PDA

View Full Version : Thoughts on a SQL query for removing spam


RideMonkey!
08-13-2013, 03:16 PM
I've written up the following to do some database purging of spam that has accumulated. I've commented what each section is designed to do - could someone take a look and see if A) it makes sense, or B) I'm missing anything?

# Remove all moderated visitor messages
delete from `visitormessage` where visitormessage.state = 'moderation'

# Ban all users who have left a visitor message containing a URL, have no posts and haven't logged on in 6 months
update `user`
left join (visitormessage)
on (user.userid=visitormessage.postuserid)
set user.usergroupid='14', user.displaygroupid='14'
where visitormessage.pagetext like '%url%' and
user.posts < 1 and
user.lastactivity < UNIX_TIMESTAMP('2013-02-12 00:00:00')

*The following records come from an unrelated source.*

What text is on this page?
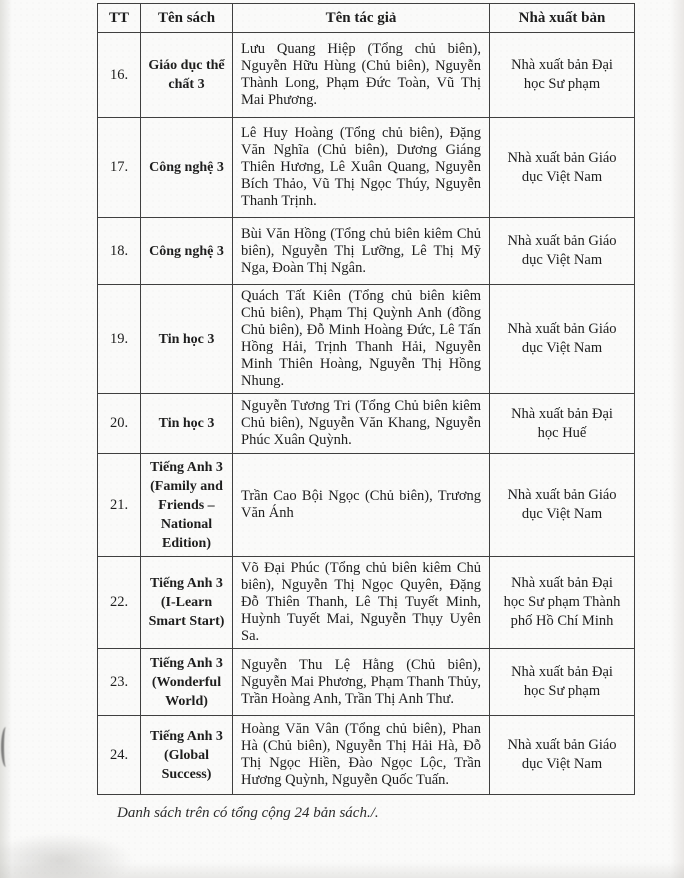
TT	Tên sách	Tên tác giả	Nhà xuất bản
16.	Giáo dục thể chất 3	Lưu Quang Hiệp (Tổng chủ biên), Nguyễn Hữu Hùng (Chủ biên), Nguyễn Thành Long, Phạm Đức Toàn, Vũ Thị Mai Phương.	Nhà xuất bản Đại học Sư phạm
17.	Công nghệ 3	Lê Huy Hoàng (Tổng chủ biên), Đặng Văn Nghĩa (Chủ biên), Dương Giáng Thiên Hương, Lê Xuân Quang, Nguyễn Bích Thảo, Vũ Thị Ngọc Thúy, Nguyễn Thanh Trịnh.	Nhà xuất bản Giáo dục Việt Nam
18.	Công nghệ 3	Bùi Văn Hồng (Tổng chủ biên kiêm Chủ biên), Nguyễn Thị Lưỡng, Lê Thị Mỹ Nga, Đoàn Thị Ngân.	Nhà xuất bản Giáo dục Việt Nam
19.	Tin học 3	Quách Tất Kiên (Tổng chủ biên kiêm Chủ biên), Phạm Thị Quỳnh Anh (đồng Chủ biên), Đỗ Minh Hoàng Đức, Lê Tấn Hồng Hải, Trịnh Thanh Hải, Nguyễn Minh Thiên Hoàng, Nguyễn Thị Hồng Nhung.	Nhà xuất bản Giáo dục Việt Nam
20.	Tin học 3	Nguyễn Tương Tri (Tổng Chủ biên kiêm Chủ biên), Nguyễn Văn Khang, Nguyễn Phúc Xuân Quỳnh.	Nhà xuất bản Đại học Huế
21.	Tiếng Anh 3 (Family and Friends – National Edition)	Trần Cao Bội Ngọc (Chủ biên), Trương Văn Ánh	Nhà xuất bản Giáo dục Việt Nam
22.	Tiếng Anh 3 (I-Learn Smart Start)	Võ Đại Phúc (Tổng chủ biên kiêm Chủ biên), Nguyễn Thị Ngọc Quyên, Đặng Đỗ Thiên Thanh, Lê Thị Tuyết Minh, Huỳnh Tuyết Mai, Nguyễn Thụy Uyên Sa.	Nhà xuất bản Đại học Sư phạm Thành phố Hồ Chí Minh
23.	Tiếng Anh 3 (Wonderful World)	Nguyễn Thu Lệ Hằng (Chủ biên), Nguyễn Mai Phương, Phạm Thanh Thủy, Trần Hoàng Anh, Trần Thị Anh Thư.	Nhà xuất bản Đại học Sư phạm
24.	Tiếng Anh 3 (Global Success)	Hoàng Văn Vân (Tổng chủ biên), Phan Hà (Chủ biên), Nguyễn Thị Hải Hà, Đỗ Thị Ngọc Hiền, Đào Ngọc Lộc, Trần Hương Quỳnh, Nguyễn Quốc Tuấn.	Nhà xuất bản Giáo dục Việt Nam

Danh sách trên có tổng cộng 24 bản sách./.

# Delete all visitor messages for banned users with fewer than 5 posts
delete `visitormessage` from `visitormessage`
left join (user)
on (user.userid=visitormessage.postuserid)
where user.usergroupid='14' and
user.posts < 5

# Delete user homepages for banned users, or those with no posts
update `user` set homepage='' where usergroupid='14'
update `user` set homepage='' where posts < 1

# Delete signatures for banned users
update `usertextfield`
left join (user)
on (user.userid = usertextfield.userid)
set signature=''
where user.usergroupid='14'

# Delete URL-containing signatures from users with no posts
update `usertextfield`
left join (user)
on (user.userid = usertextfield.userid)
set usertextfield.signature=''
where usertextfield.signature like '%url%' and
user.posts < 1

kh99
08-13-2013, 03:42 PM
I'm not an sql expert or anything but they seem to do what the comments suggest. The only thing I'm wondering is, does %url% match a url? I thought it would match text that literally has 'url' in it somewhere. ETA: oh, maybe you're matching the 'url' in the bbcode tag? I guess that could work.

RideMonkey!
08-13-2013, 03:59 PM
Yes, I'm looking for the bbcode tag with URL in it. "http" doesn't work because you don't have to include that in the URL tag, and "www" would not catch anything that had a subdomain that wasn't www... so, I'm figuring this will catch the majority. I may go back through and do a more granular cleanup but selecting these statements out of the database is eliciting thousands of spam visitor messages & profiles so I figured I'd start with a bulk remove and decide where to go from there.

Thanks for the feedback. Do I need to run any cleanup tasks in VB after doing this? I couldn't find any counters for visitor messages so my assumption was there wasn't anything additional.